The Contradiction of Solitude

George didn’t hear me. Too busy counting his money.

“Can you get the case for this pretty thing out of the back? I’ll put it in the storeroom until it’s picked up. Margie has the receipt at the counter.” George continued talking but my head felt full.

“Yeah, sure,” I said.

I went back to my workbench and sat down. Tate was busy working. Stan and Nathan were out back having a smoke.

I stared down at the wood in front of me, knowing I should work. But I couldn’t. I felt as though I had lost something important.

Something integral.

I should never have let George keep that guitar. I should have killed him for it.

Killed him?

I shook and shuddered at the unwelcome thought.

What was wrong with me?

I picked up the Dremel and started to carve and smooth out the design on the body. Long curves. Careful points.

My mind drifted.



I ran far and I ran fast. I packed my bags, taking only the necessary things and I got the hell out of there.

My dad was dead.

My sister—

I still couldn’t let my mind wrap around the reality of the world I woke up in. It was horrible. It was scary. I wanted nothing to do with it.

I doubted my mother would even realize I was gone. She had stopped caring about anything just after Amelia…

I hitchhiked out of town. I had enough money to catch a bus to Pittsburg. After that, I had no plan. No idea what I was going to do.

I was a fifteen-year-old kid, living in a state of shock that I had yet to recover from. A shock that was three years old. I was paranoid he’d find me. That he’d take me away just like he had taken my sister. It didn’t matter that he was locked away. I was convinced he’d find a way to get me.

The star…

I slept under bridges. I blew old dudes for cash. I didn’t think anything of dirtying my knees if in doing so I had enough money to eat one more meal.

And every day the voices became louder.

They screamed at me to go home.

They screamed at me to run even farther away.

Until that day came when I cut my own neck. Sliced it. Back and forth. Up and down with a rusty knife.

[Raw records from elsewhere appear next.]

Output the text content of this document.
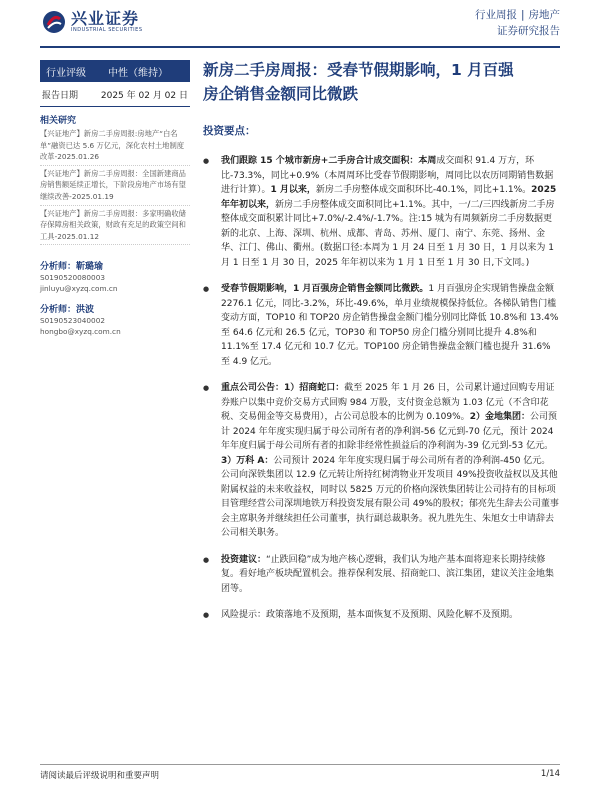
兴业证券
INDUSTRIAL SECURITIES
行业周报 | 房地产
证券研究报告
行业评级	中性（维持）
报告日期	2025 年 02 月 02 日
相关研究
【兴证地产】新房二手房周报:房地产“白名单”融资已达 5.6 万亿元，深化农村土地制度改革-2025.01.26
【兴证地产】新房二手房周报：全国新建商品房销售额延续正增长，下阶段房地产市场有望继续改善-2025.01.19
【兴证地产】新房二手房周报：多家明确收储存保障房相关政策，财政有充足的政策空间和工具-2025.01.12
分析师：靳璐瑜
S0190520080003
jinluyu@xyzq.com.cn
分析师：洪波
S0190523040002
hongbo@xyzq.com.cn
新房二手房周报：受春节假期影响，1 月百强
房企销售金额同比微跌
投资要点：
● 我们跟踪 15 个城市新房+二手房合计成交面积：本周成交面积 91.4 万方，环比-73.3%，同比+0.9%（本周周环比受春节假期影响，周同比以农历同期销售数据进行计算）。1 月以来，新房二手房整体成交面积环比-40.1%，同比+1.1%。2025 年年初以来，新房二手房整体成交面积同比+1.1%。其中，一/二/三四线新房二手房整体成交面积累计同比+7.0%/-2.4%/-1.7%。注:15 城为有周频新房二手房数据更新的北京、上海、深圳、杭州、成都、青岛、苏州、厦门、南宁、东莞、扬州、金华、江门、佛山、衢州。(数据口径:本周为 1 月 24 日至 1 月 30 日，1 月以来为 1 月 1 日至 1 月 30 日，2025 年年初以来为 1 月 1 日至 1 月 30 日,下文同。)
● 受春节假期影响，1 月百强房企销售金额同比微跌。1 月百强房企实现销售操盘金额 2276.1 亿元，同比-3.2%，环比-49.6%，单月业绩规模保持低位。各梯队销售门槛变动方面，TOP10 和 TOP20 房企销售操盘金额门槛分别同比降低 10.8%和 13.4%至 64.6 亿元和 26.5 亿元，TOP30 和 TOP50 房企门槛分别同比提升 4.8%和 11.1%至 17.4 亿元和 10.7 亿元。TOP100 房企销售操盘金额门槛也提升 31.6%至 4.9 亿元。
● 重点公司公告：1）招商蛇口：截至 2025 年 1 月 26 日，公司累计通过回购专用证券账户以集中竞价交易方式回购 984 万股，支付资金总额为 1.03 亿元（不含印花税、交易佣金等交易费用），占公司总股本的比例为 0.109%。2）金地集团：公司预计 2024 年年度实现归属于母公司所有者的净利润-56 亿元到-70 亿元，预计 2024 年年度归属于母公司所有者的扣除非经常性损益后的净利润为-39 亿元到-53 亿元。3）万科 A：公司预计 2024 年年度实现归属于母公司所有者的净利润-450 亿元。公司向深铁集团以 12.9 亿元转让所持红树湾物业开发项目 49%投资收益权以及其他附属权益的未来收益权，同时以 5825 万元的价格向深铁集团转让公司持有的目标项目管理经营公司深圳地铁万科投资发展有限公司 49%的股权；郁亮先生辞去公司董事会主席职务并继续担任公司董事，执行副总裁职务。祝九胜先生、朱旭女士申请辞去公司相关职务。
● 投资建议：“止跌回稳”成为地产核心逻辑，我们认为地产基本面将迎来长期持续修复。看好地产板块配置机会。推荐保利发展、招商蛇口、滨江集团，建议关注金地集团等。
● 风险提示：政策落地不及预期，基本面恢复不及预期、风险化解不及预期。
请阅读最后评级说明和重要声明	1/14
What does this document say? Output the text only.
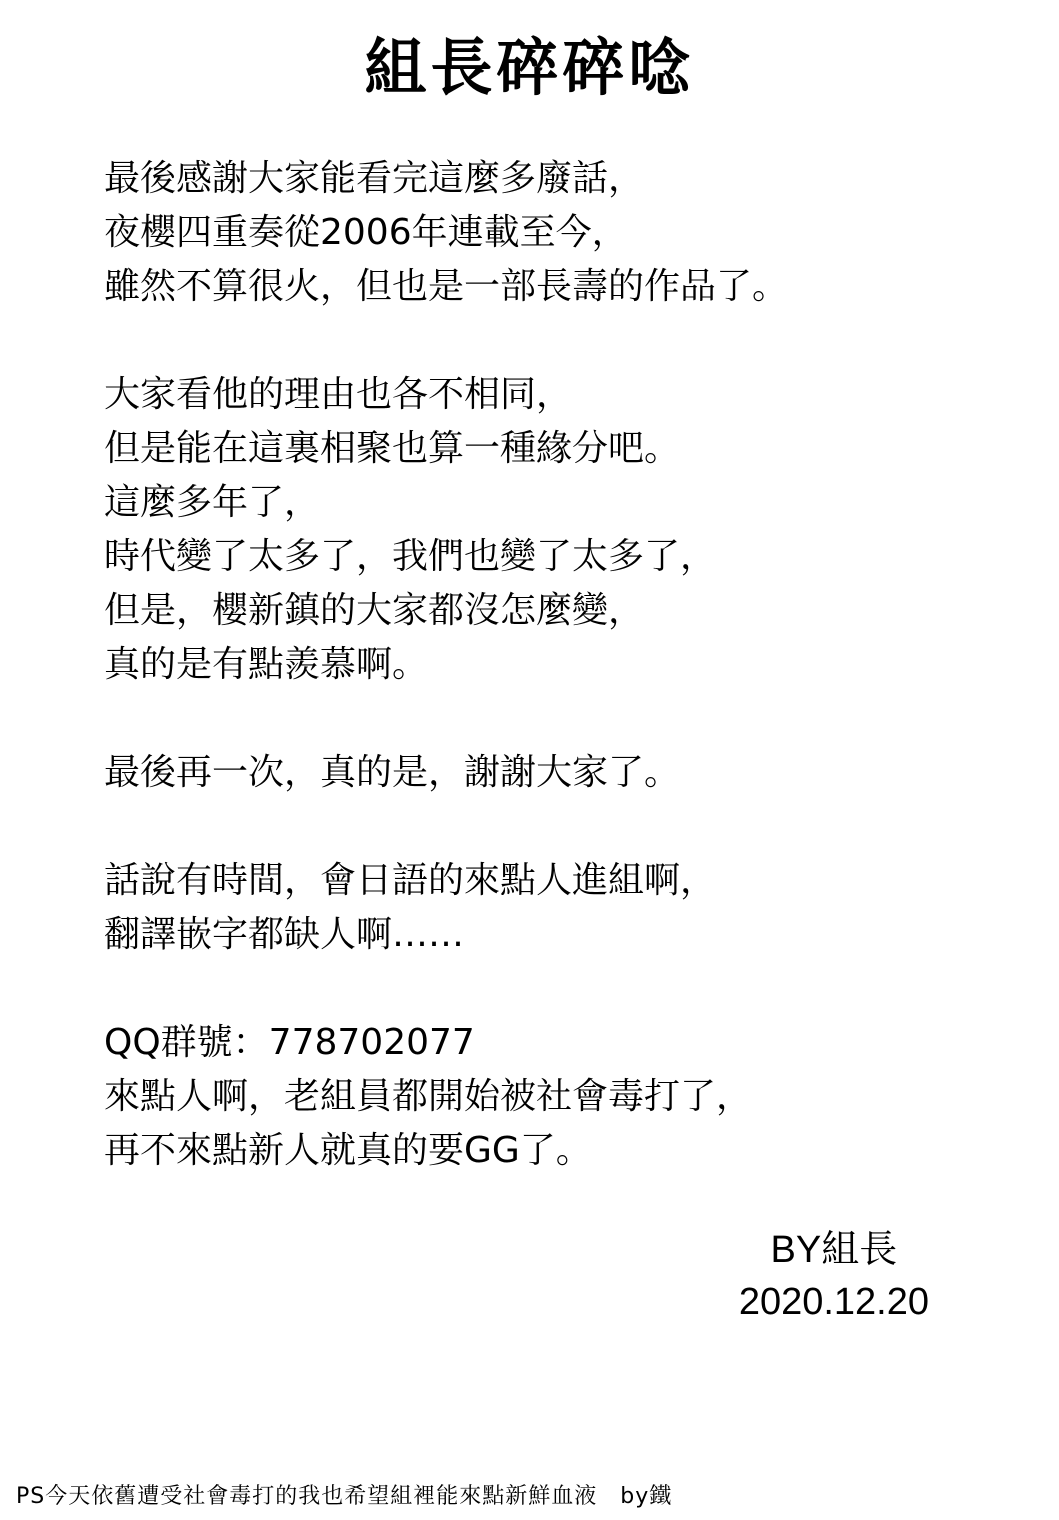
組長碎碎唸
最後感謝大家能看完這麼多廢話，
夜櫻四重奏從2006年連載至今，
雖然不算很火，但也是一部長壽的作品了。
大家看他的理由也各不相同，
但是能在這裏相聚也算一種緣分吧。
這麼多年了，
時代變了太多了，我們也變了太多了，
但是，櫻新鎮的大家都沒怎麼變，
真的是有點羨慕啊。
最後再一次，真的是，謝謝大家了。
話說有時間，會日語的來點人進組啊，
翻譯嵌字都缺人啊……
QQ群號：778702077
來點人啊，老組員都開始被社會毒打了，
再不來點新人就真的要GG了。
BY組長
2020.12.20
PS今天依舊遭受社會毒打的我也希望組裡能來點新鮮血液　by鐵
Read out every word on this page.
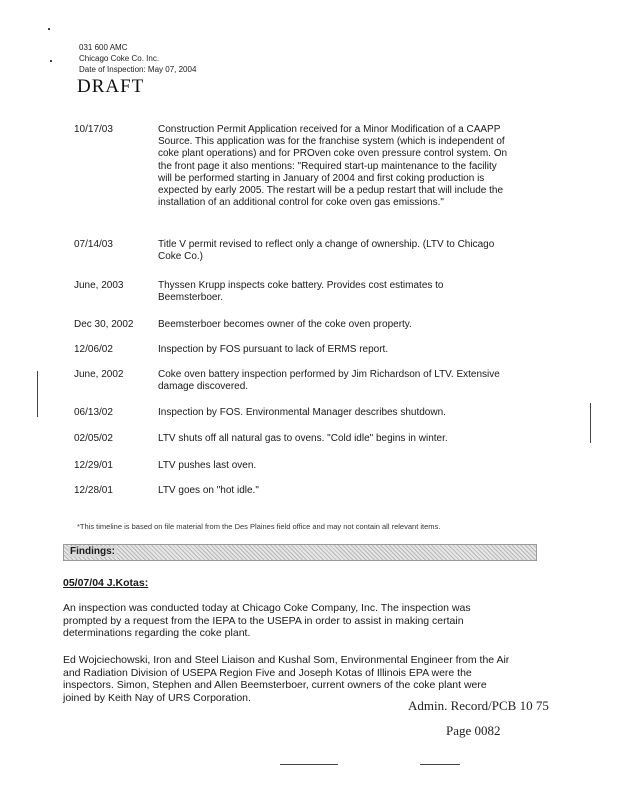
031 600 AMC
Chicago Coke Co. Inc.
Date of Inspection: May 07, 2004
DRAFT
10/17/03	Construction Permit Application received for a Minor Modification of a CAAPP Source. This application was for the franchise system (which is independent of coke plant operations) and for PROven coke oven pressure control system. On the front page it also mentions: "Required start-up maintenance to the facility will be performed starting in January of 2004 and first coking production is expected by early 2005. The restart will be a pedup restart that will include the installation of an additional control for coke oven gas emissions."
07/14/03	Title V permit revised to reflect only a change of ownership. (LTV to Chicago Coke Co.)
June, 2003	Thyssen Krupp inspects coke battery. Provides cost estimates to Beemsterboer.
Dec 30, 2002 Beemsterboer becomes owner of the coke oven property.
12/06/02	Inspection by FOS pursuant to lack of ERMS report.
June, 2002	Coke oven battery inspection performed by Jim Richardson of LTV. Extensive damage discovered.
06/13/02	Inspection by FOS. Environmental Manager describes shutdown.
02/05/02	LTV shuts off all natural gas to ovens. "Cold idle" begins in winter.
12/29/01	LTV pushes last oven.
12/28/01	LTV goes on "hot idle."
*This timeline is based on file material from the Des Plaines field office and may not contain all relevant items.
Findings:
05/07/04 J.Kotas:
An inspection was conducted today at Chicago Coke Company, Inc. The inspection was prompted by a request from the IEPA to the USEPA in order to assist in making certain determinations regarding the coke plant.
Ed Wojciechowski, Iron and Steel Liaison and Kushal Som, Environmental Engineer from the Air and Radiation Division of USEPA Region Five and Joseph Kotas of Illinois EPA were the inspectors. Simon, Stephen and Allen Beemsterboer, current owners of the coke plant were joined by Keith Nay of URS Corporation.
Admin. Record/PCB 10 75
Page 0082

The first drops of blood made everything go quiet.

Blissful solitude.

Alone.

It’s how I liked it.



I stopped working on the guitar and dropped the steel wool. I felt off. But I knew one thing.

I had to see her.

I grabbed my smokes and snatched Tate’s lighter off his bench, ignoring his protests.

I walked out the door and headed across the street. To the place where I knew I could find her.

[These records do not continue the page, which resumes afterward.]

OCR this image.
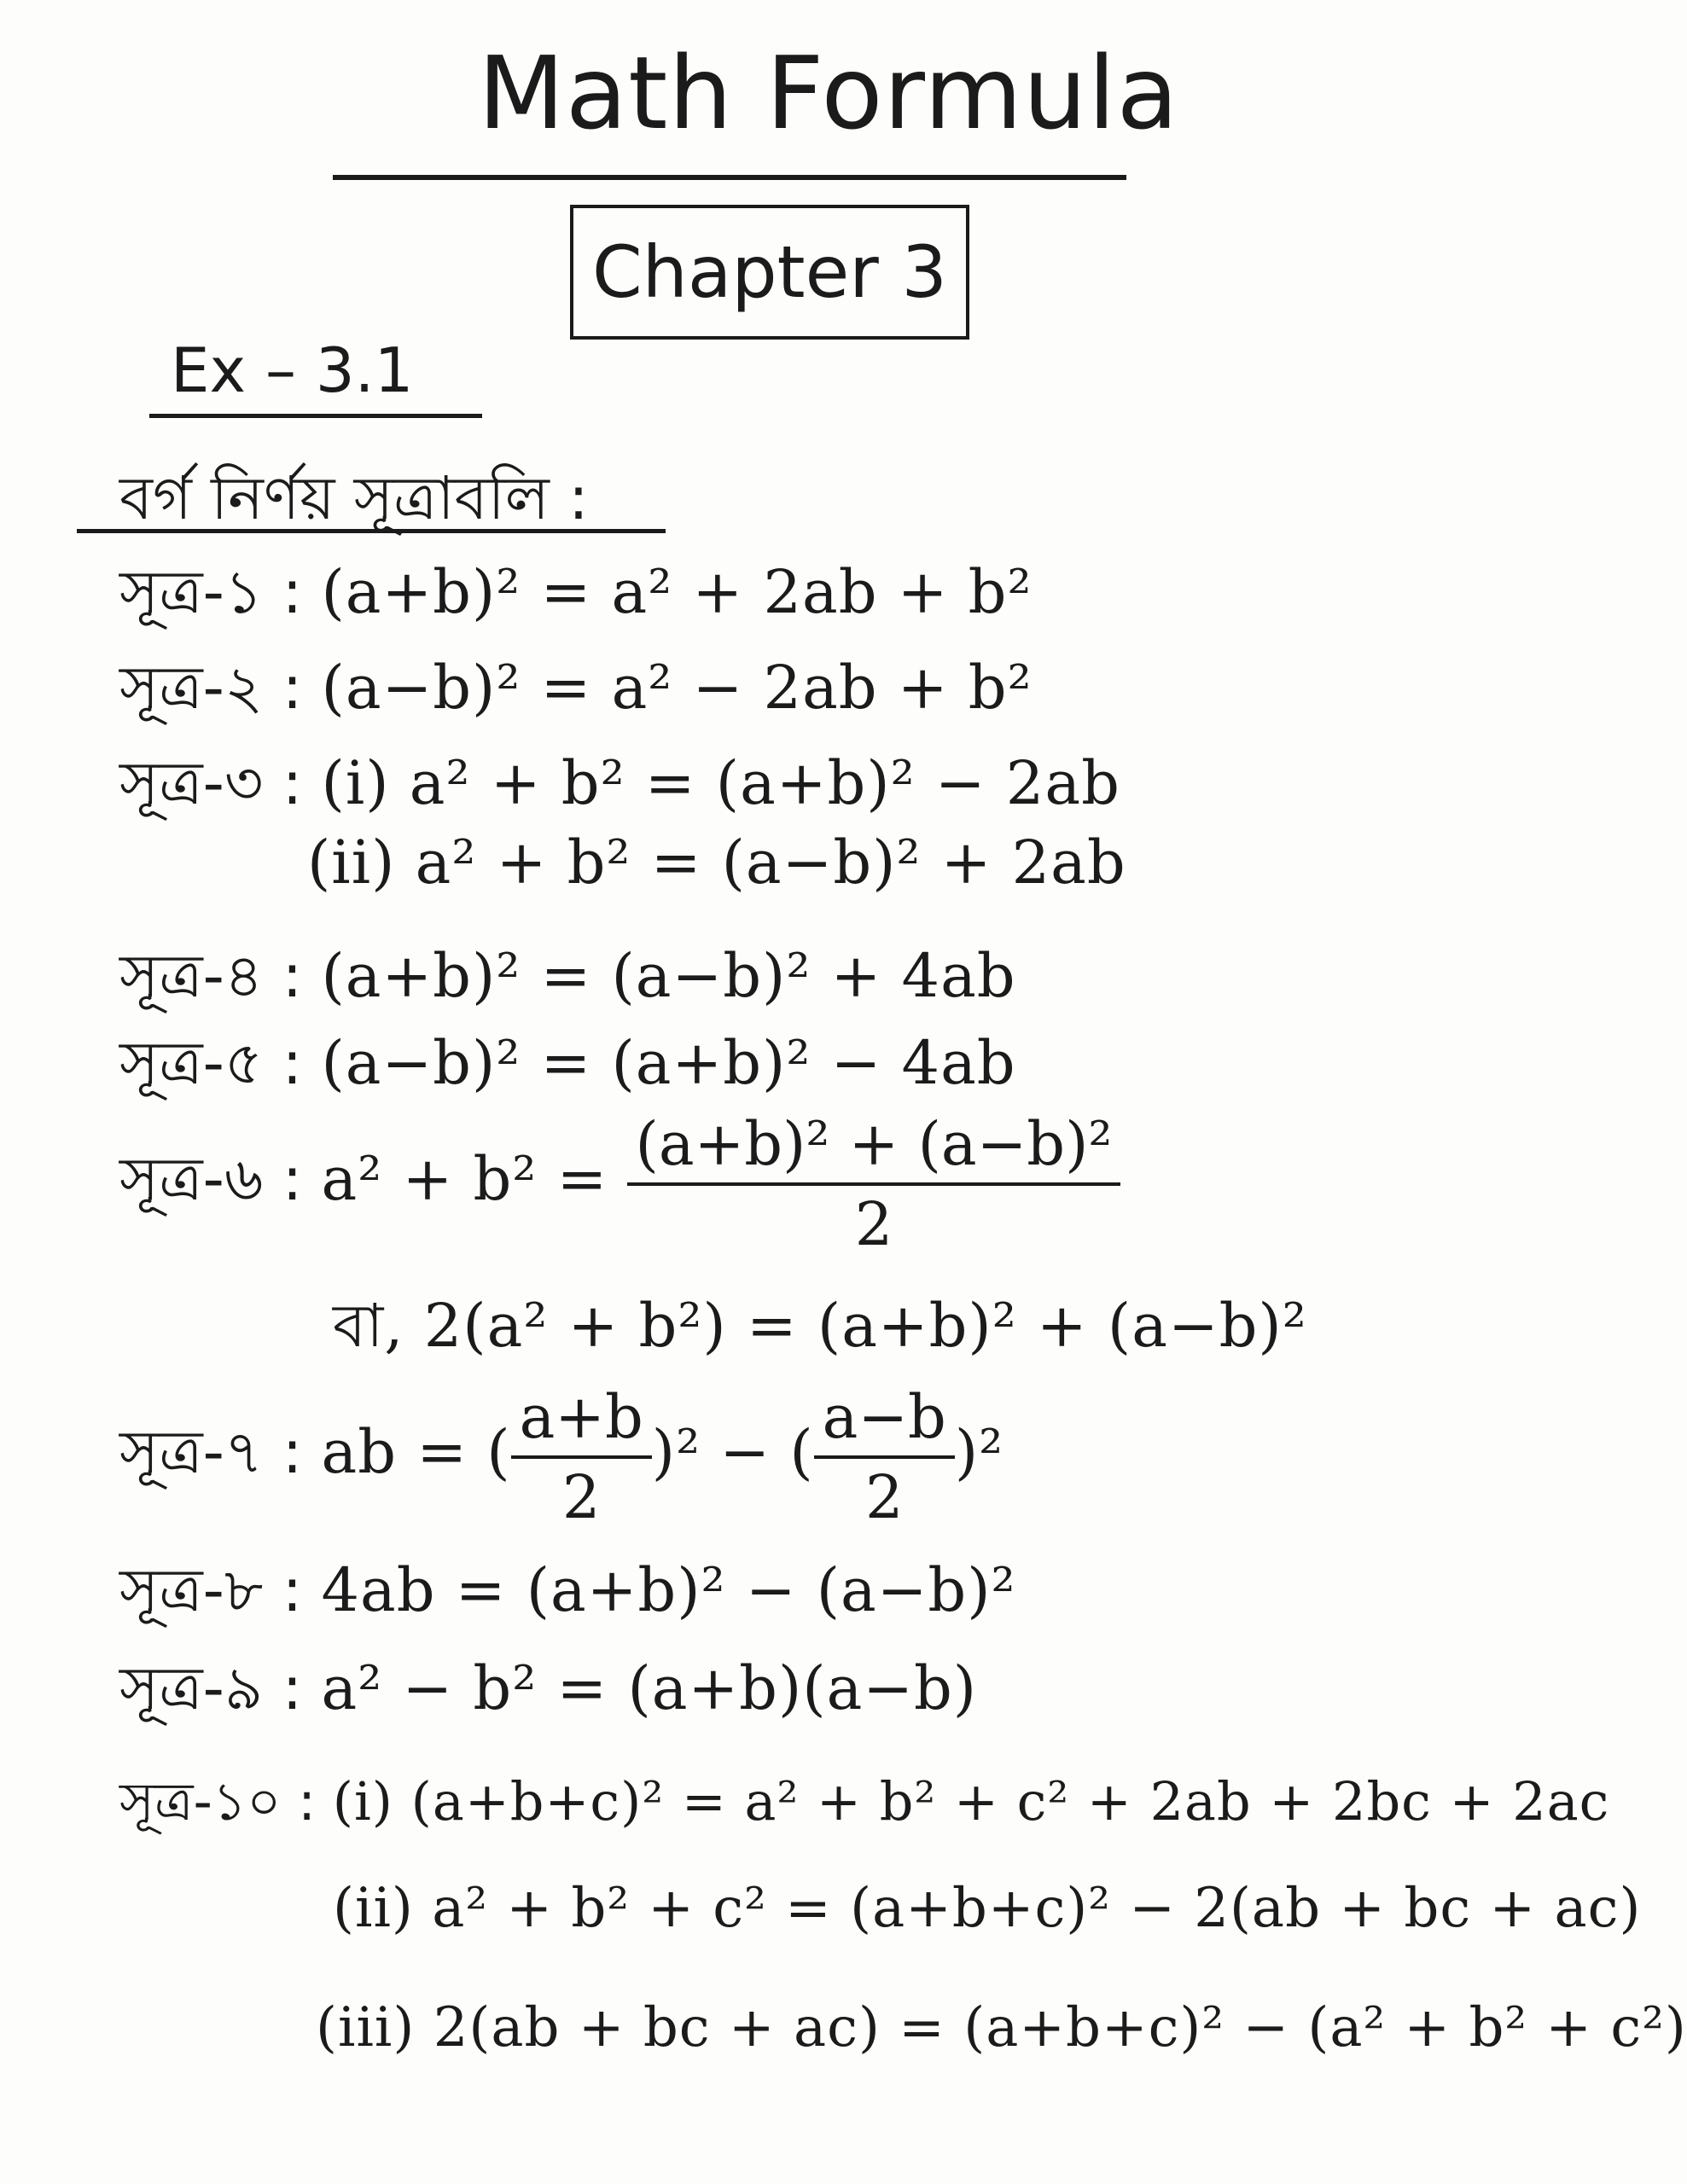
Math Formula
Chapter 3
Ex – 3.1
বর্গ নির্ণয় সূত্রাবলি :
সূত্র-১ : (a+b)² = a² + 2ab + b²
সূত্র-২ : (a−b)² = a² − 2ab + b²
সূত্র-৩ : (i) a² + b² = (a+b)² − 2ab
(ii) a² + b² = (a−b)² + 2ab
সূত্র-৪ : (a+b)² = (a−b)² + 4ab
সূত্র-৫ : (a−b)² = (a+b)² − 4ab
সূত্র-৬ : $a^2 + b^2 = \frac{\text{(a+b)² + (a−b)²}}{2}$
বা, 2(a² + b²) = (a+b)² + (a−b)²
সূত্র-৭ : ab = ( $\frac{a+b}{2} )^2$ − ( $\frac{a-b}{2} )^2$
সূত্র-৮ : 4ab = (a+b)² − (a−b)²
সূত্র-৯ : a² − b² = (a+b)(a−b)
সূত্র-১০ : (i) (a+b+c)² = a² + b² + c² + 2ab + 2bc + 2ac
(ii) a² + b² + c² = (a+b+c)² − 2(ab + bc + ac)
(iii) 2(ab + bc + ac) = (a+b+c)² − (a² + b² + c²)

I lit my cigarette and blew out smoke. It covered me. I wished it would make me invisible.

I saw her through the window. She never knew I was there.

I could watch her and watch her forever.

There was something powerful about observing Layna without her permission. She held all the cards. But right now, I did.

I could notice things she didn’t want me to see.

Like how she curled her lip in disgust at the jerks drinking their coffee and reading Kierkegaard.

Her face would soften when she’d stare off into space. Listening to the words only she could hear.

I leaned my forehead against the glass, not caring that everyone saw me.

Everyone but her.

I was sick. A fucking nut job. I was essentially stalking some woman I was ridiculously attracted to.

I was losing my ever-loving mind.

And then she looked up.

Our eyes met.

Coal Black.

And it all made sense.

We were perfect in our mad sanity.





I was stuck. Unmoving.

Lost…

I’m not sure how it happened. I was upstairs, sorting through the books that had been misplaced by inconsiderate hands. It was quiet, oh so quiet. The whispered conversations muted by bound pages.

Up here I felt alone. How I liked it. Where I belonged.

And then there was a rush of air. The prickle of goose bumps along my arm.

The wafting of tobacco and spearmint filled my nostrils. Murmurs of forgotten voices, pleading and frantic.